I came across Linux Capabilities while researching PID namespaces in the Linux Kernel. They are certainly nothing new (they came out in the 2.2 kernel), but they are currently getting more attention, as a means of security for containers. Capabilities are essentially a system for limiting execution privilege in the kernel space.

To understand capabilities, we need to do a quick refresher on standard linux process access control.

Linux processes can be of two types, privileged or unprivileged. Privileged processes traditionally bypass all kernel permission checks, whereas unprivileged processes are subject to full permission checking based on the process’s credentials (usually: effective UID, effective GID, and supplementary group list).

In kernel release 2.2, Linux started to divide the privileges associated with superuser into distinct units, known as capabilities, which can be independently enabled and disabled.

Capabilities are a per-thread attribute. They are the go to standard now, for allowing a binary to execute with a raised privilege in a bite size manner.

Prior to capabilities, developers would use setuid to allow normal users to call an executable at root level.


A good example of setuid would be for the ping command. Ping required root so it can open a socket in raw mode.

icmp_sock = socket(AF_INET, SOCK_RAW, IPPROTO_ICMP);

However, for ping to be useful, you really want the tool to be available for all users to execute. To achieve this, setuid is assigned, which allows an object to execute with User ID 0 (root)

On older pre capability systems, you could view the setuid bit in the permissions of the ping binary.

$ ls -l /bin/ping
 -rwsr-xr-x 1 root root 44168 Jan  2 13:43 /bin/ping

The ‘s’ denotes the setuid bit.

Note: Most binaries are now ported over to using capabilities, but a good number to do still exist, you can find a list using the following:

$ sudo find /usr/bin /usr/lib -perm /4000 -user root

To show what happens, when ping has no setuid, let’s revoke the setuid..

$ sudo chmod u-s /bin/ping
$ ls -l /bin/ping
 -rwxr-xr-x 1 root root 44168 Jan  2 13:43 /bin/ping

Now when we try to use ping, without setuid providing us sufficient permissions to open a unix socket, we get permission denied

$ ping localhost
 ping: icmp open socket: Operation not permitted

Note: to add back, just use ‘u+s’.


There is a slight problem with using setuid, in that you are opening a window to possible exploits. Bad code can allow an attacker to use setuid to elevate permissions to a root level. I have seen people use c-wrappers before to execute a script with setuid, something like the following

int main(void) {        

Never do this for obvious reasons! Use sudo if you have to or of course capabilities coupled with SELinux assignments.


Let’s look at the same example, ‘ping’, but instead using capabilities (which are now the standard in most Linux distributions)
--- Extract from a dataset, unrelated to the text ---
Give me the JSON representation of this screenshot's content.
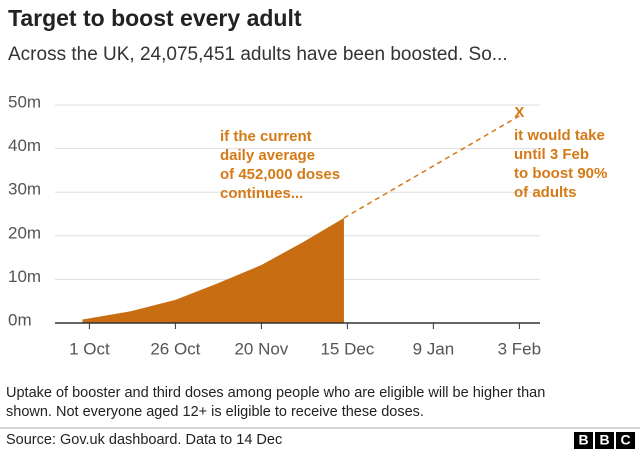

We will use two commands, getcap (retrieve capabilities) and setcap (set capabilities)

$ getcap /bin/ping
/bin/ping = cap_net_admin,cap_net_raw+ep

So two grants are made, CAP_NET_ADMIN

              Perform various network-related operations:
              * interface configuration;
              * administration of IP firewall, masquerading, and accounting;
              * modify routing tables;
              * bind to any address for transparent proxying;
              * set type-of-service (TOS)
              * clear driver statistics;
              * set promiscuous mode;
              * enabling multicasting;
              * use setsockopt(2) to set the following socket options:
                SO_DEBUG, SO_MARK, SO_PRIORITY (for a priority outside the
                range 0 to 6), SO_RCVBUFFORCE, and SO_SNDBUFFORCE.


              * use RAW and PACKET sockets;
              * bind to any address for transparent proxying.

Note: +EP means that the capability is permitted and effective.

So now lets try to remove a capability from ping, and see the result.

First to save messing with my own generic ping, lets make a copy (copying will copy the binary, but not the capabilities)

$ sudo cp /bin/ping /tmp/newping

And let’s try it out

$ /tmp/newping localhost
ping: icmp open socket: Operation not permitted

So essentially, it fails as it does not have the needed capability assigned to allow a raw socket needed to send the ICMP packets.

So using ‘setcap’, lets grant it cap_net_raw+ep

$ sudo setcap cap_net_raw+ep /tmp/newping
$ /tmp/newping localhost
PING localhost.localdomain ( 56(84) bytes of data.
64 bytes from localhost.localdomain ( icmp_seq=1 ttl=64 time=0.043 ms
64 bytes from localhost.localdomain ( icmp_seq=2 ttl=64 time=0.039 ms

For a full list of capabilities, refer to the man page or in the capabilities header file.


A quick note, SELinux and Capabilities are not mutually exclusive. Both systems should be utilized, to provide a defense in depth type approach. As it stands SELinux will provide more granular level of control, but capabilities still very much have their place in kernel security.


As of recent docker has started to utilize Capabilities to increase security and isolation. A docker container can now be assigned a capability using ‘docker run -d –cap-add CAP_NAME’). See Dan Walsh’s post for more details.